Der Film bleibt stets nah und mit großer Sympathie bei seinen Hauptdarstellern, liefert sie – Stichwort: Sozialporno – nie der klischeehaften Plattenbauarmut aus. Er schaut ihnen zu, registriert, dass ein Lagerarbeiter keine großenn Sprünge machen kann, sie aber in diesem sozialen Umfeld der Großmarkthalle auch nicht braucht. Die warme Menschlichkeit, die den Film durchströmt, ist mehr wert, als all die Waren, die die gesichtslosen Kunden in ihren Einkaufswagen an die Kassen rollen.
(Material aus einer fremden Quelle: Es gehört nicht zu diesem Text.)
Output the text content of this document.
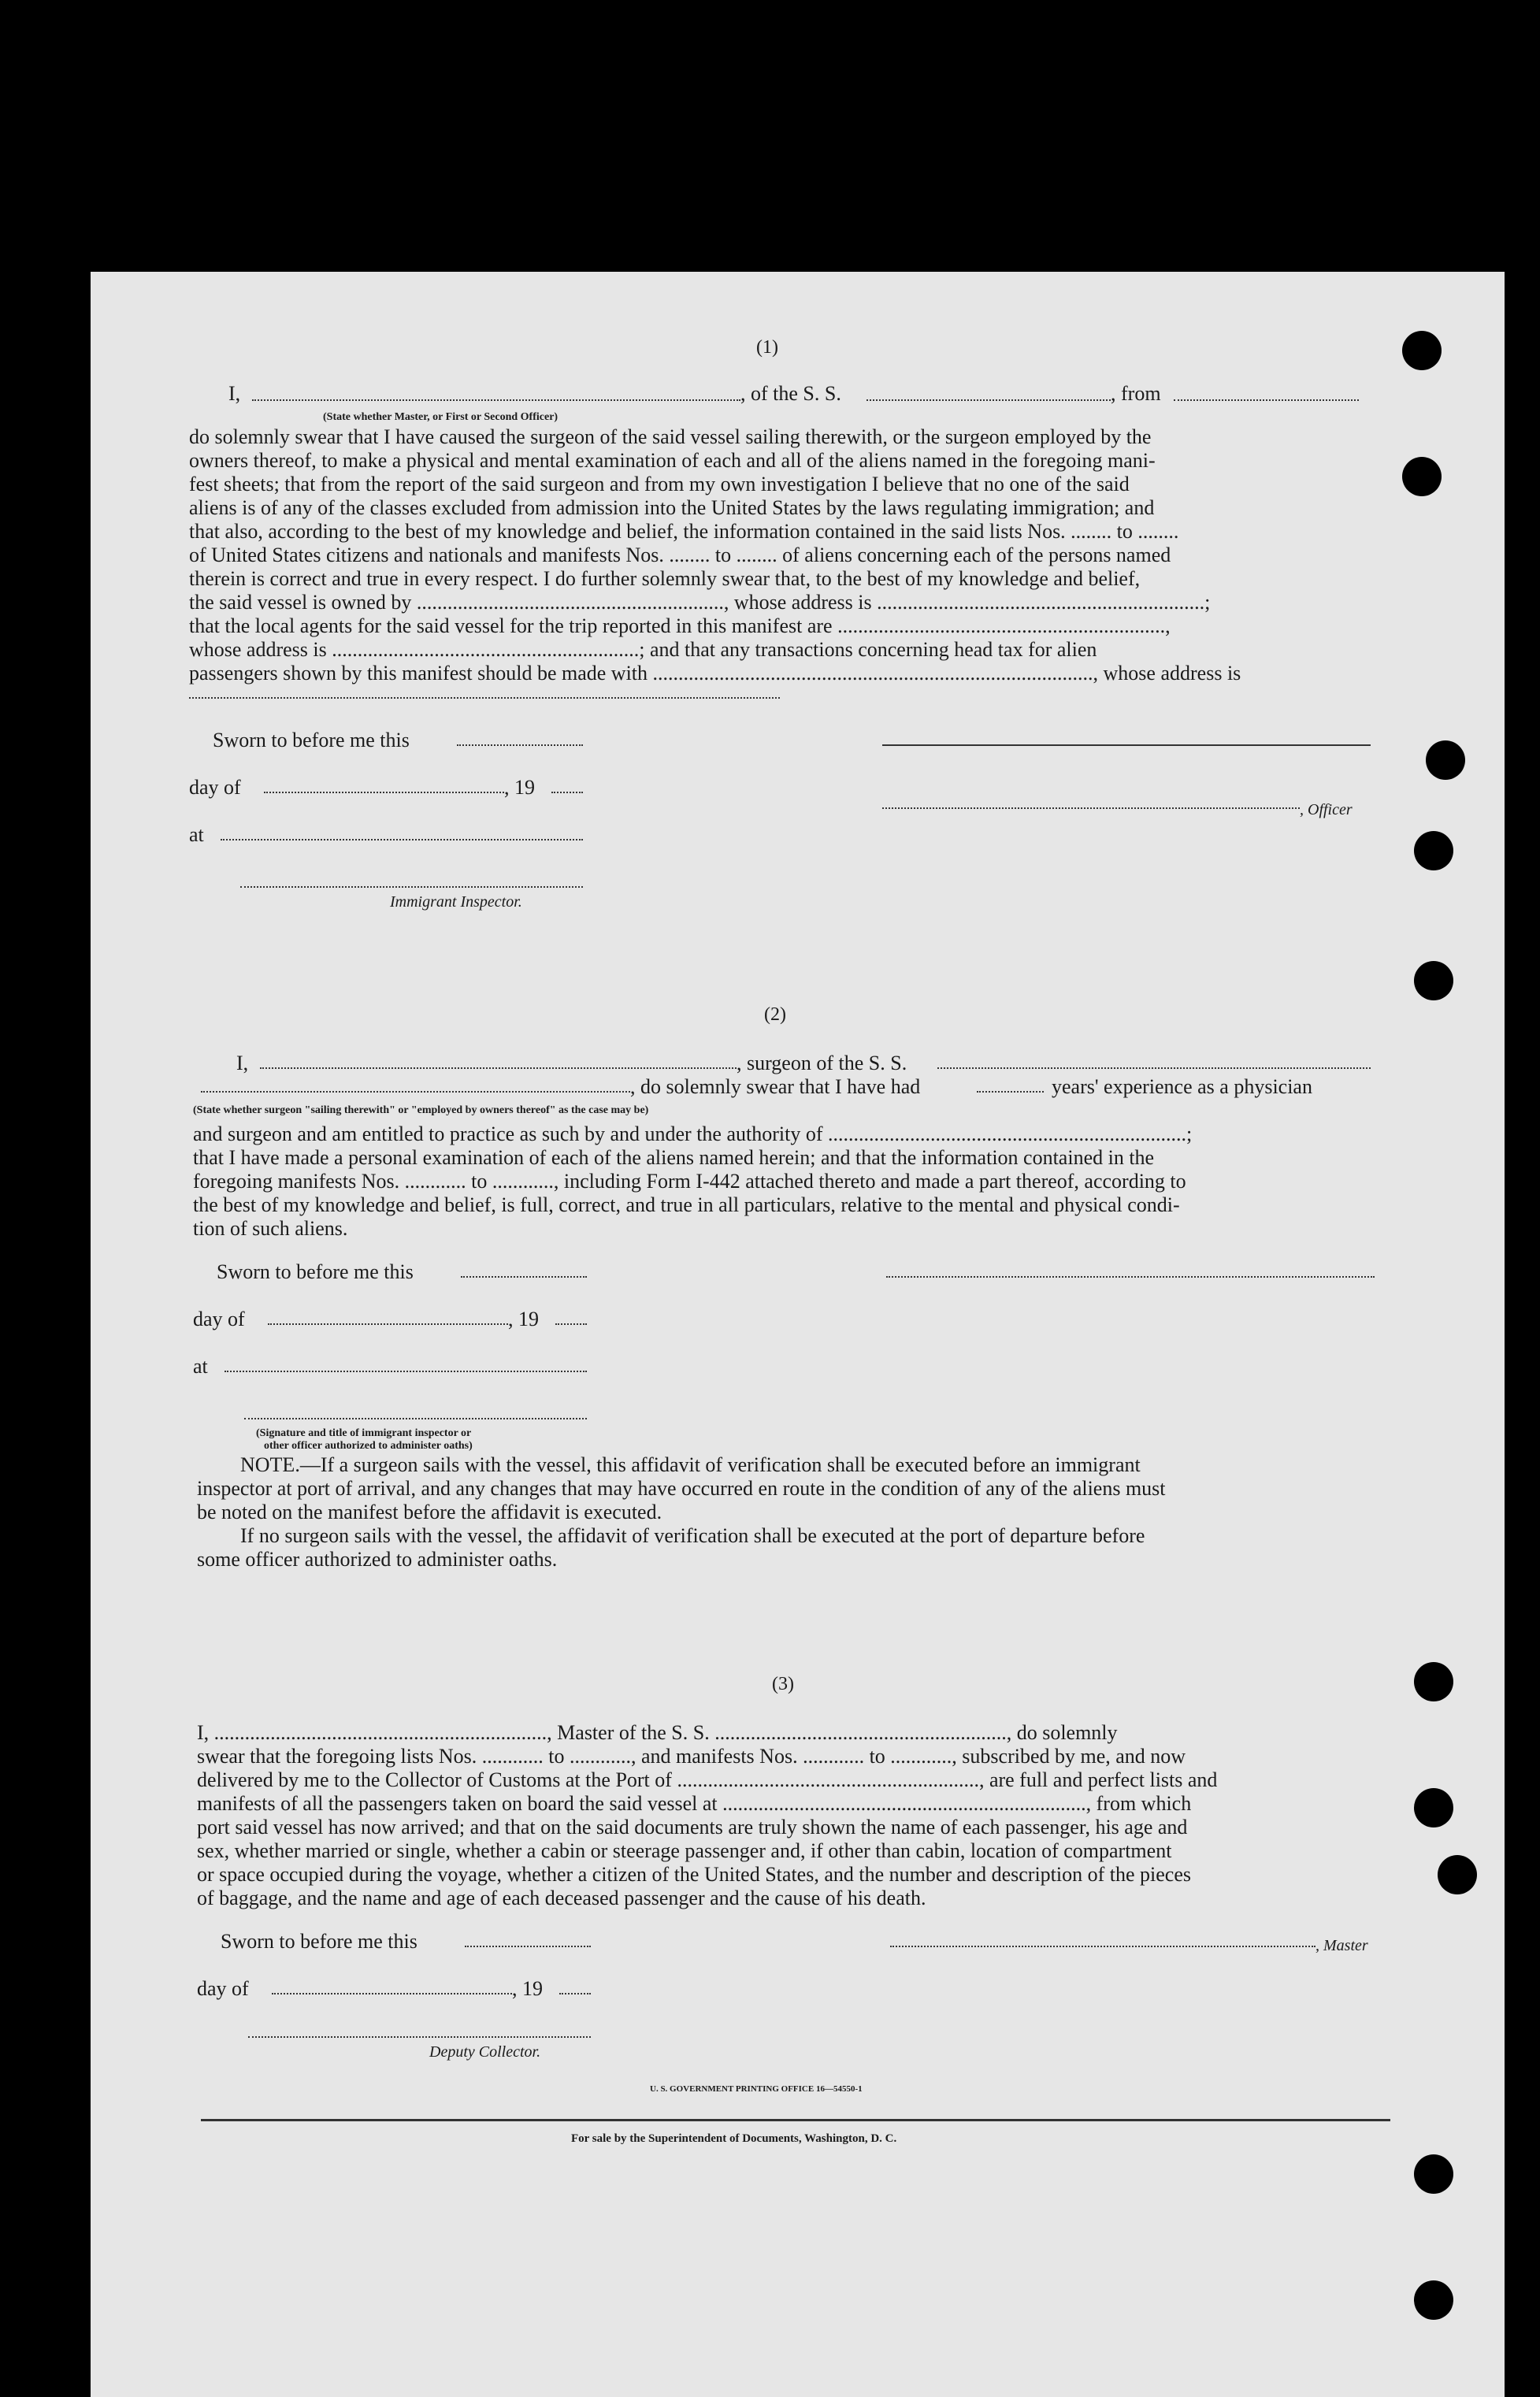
(1)
I,	, of the S. S.	, from
(State whether Master, or First or Second Officer)
do solemnly swear that I have caused the surgeon of the said vessel sailing therewith, or the surgeon employed by the
owners thereof, to make a physical and mental examination of each and all of the aliens named in the foregoing mani-
fest sheets; that from the report of the said surgeon and from my own investigation I believe that no one of the said
aliens is of any of the classes excluded from admission into the United States by the laws regulating immigration; and
that also, according to the best of my knowledge and belief, the information contained in the said lists Nos. ........ to ........
of United States citizens and nationals and manifests Nos. ........ to ........ of aliens concerning each of the persons named
therein is correct and true in every respect. I do further solemnly swear that, to the best of my knowledge and belief,
the said vessel is owned by ............................................................, whose address is ................................................................;
that the local agents for the said vessel for the trip reported in this manifest are ................................................................,
whose address is ............................................................; and that any transactions concerning head tax for alien
passengers shown by this manifest should be made with ......................................................................................, whose address is
Sworn to before me this
day of	, 19
, Officer
at
Immigrant Inspector.
(2)
I,	, surgeon of the S. S.
, do solemnly swear that I have had	years' experience as a physician
(State whether surgeon "sailing therewith" or "employed by owners thereof" as the case may be)
and surgeon and am entitled to practice as such by and under the authority of ......................................................................;
that I have made a personal examination of each of the aliens named herein; and that the information contained in the
foregoing manifests Nos. ............ to ............, including Form I-442 attached thereto and made a part thereof, according to
the best of my knowledge and belief, is full, correct, and true in all particulars, relative to the mental and physical condi-
tion of such aliens.
Sworn to before me this
day of	, 19
at
(Signature and title of immigrant inspector or
other officer authorized to administer oaths)
NOTE.—If a surgeon sails with the vessel, this affidavit of verification shall be executed before an immigrant
inspector at port of arrival, and any changes that may have occurred en route in the condition of any of the aliens must
be noted on the manifest before the affidavit is executed.
If no surgeon sails with the vessel, the affidavit of verification shall be executed at the port of departure before
some officer authorized to administer oaths.
(3)
I, ................................................................., Master of the S. S. ........................................................., do solemnly
swear that the foregoing lists Nos. ............ to ............, and manifests Nos. ............ to ............, subscribed by me, and now
delivered by me to the Collector of Customs at the Port of ..........................................................., are full and perfect lists and
manifests of all the passengers taken on board the said vessel at ......................................................................., from which
port said vessel has now arrived; and that on the said documents are truly shown the name of each passenger, his age and
sex, whether married or single, whether a cabin or steerage passenger and, if other than cabin, location of compartment
or space occupied during the voyage, whether a citizen of the United States, and the number and description of the pieces
of baggage, and the name and age of each deceased passenger and the cause of his death.
Sworn to before me this	, Master
day of	, 19
Deputy Collector.
U. S. GOVERNMENT PRINTING OFFICE 16—54550-1
For sale by the Superintendent of Documents, Washington, D. C.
Stuber konnte für seinen zweiten Langfilm auf einen beeindruckenden Cast setzen. Den Bruno, „früher Fernfahrer, jetzt Staplerfahrer“, der Christian mit väterlicher Strenge in die Tricks und Kniffe der Arbeit zwischen den Regalen einweist, spielt Peter Kurth, der für Stuber in dessen Erstling „Herbert“ den Titelhelden gespielt hat und seit einigen Jahren zur regelmäßigen Stammbesetzung großer TV-Produktionen zählt. Kurths Bruno ist außen knurrig, innen herzlich und die Seele, die den Laden zusammenhält. Sandra Hüller, deren Namen jeder Kinogänger in Deutschland kennt, seit sie die gestresste Managerin und Tochter in Maren Ades Toni Erdmann gespielt hat, spielt die Marion mit schüchterner Angriffslust und zurückweichender Zielstrebigkeit; wenn Marion sich freut und ihr Gesicht sich entschließt zu lächeln, weicht das kalte Neonlicht der Großmarkthalle dem einer Tropensonnne. Und dann ist da Frank Rogowski als Christian, der Mann der wenigen Worte. Rogowski hat gefühlt nur wenig mehr Sätze im Drehbuch als einst Arnold Schwarzenegger im ersten Terminator-Film. Er lässt sein Gesicht sprechen. Und das spricht Romane, mehrere Bände. Ich habe Rogowski schon hier und da mal wahr genommen, auch Sandra Hüller. Aber nicht so.

Thomas Stuber hat mit langen Einstellunngen und ruhiger Montage seinen Schauspielern die Gelegenheit gegeben, sich durch Präzision, Instinkt und kleine Gesten Ikonenstatus zu erspielen: Rogowski? War das nicht der Gabelstaplerfahrer aus „In den Gängen“? Ein sich im pixelstarken, laut krachenden Kinofrühling 2018 durch sauberes Handwerk und kluge Bildsprache abhebendes Meisterwerk des modernen Kinos.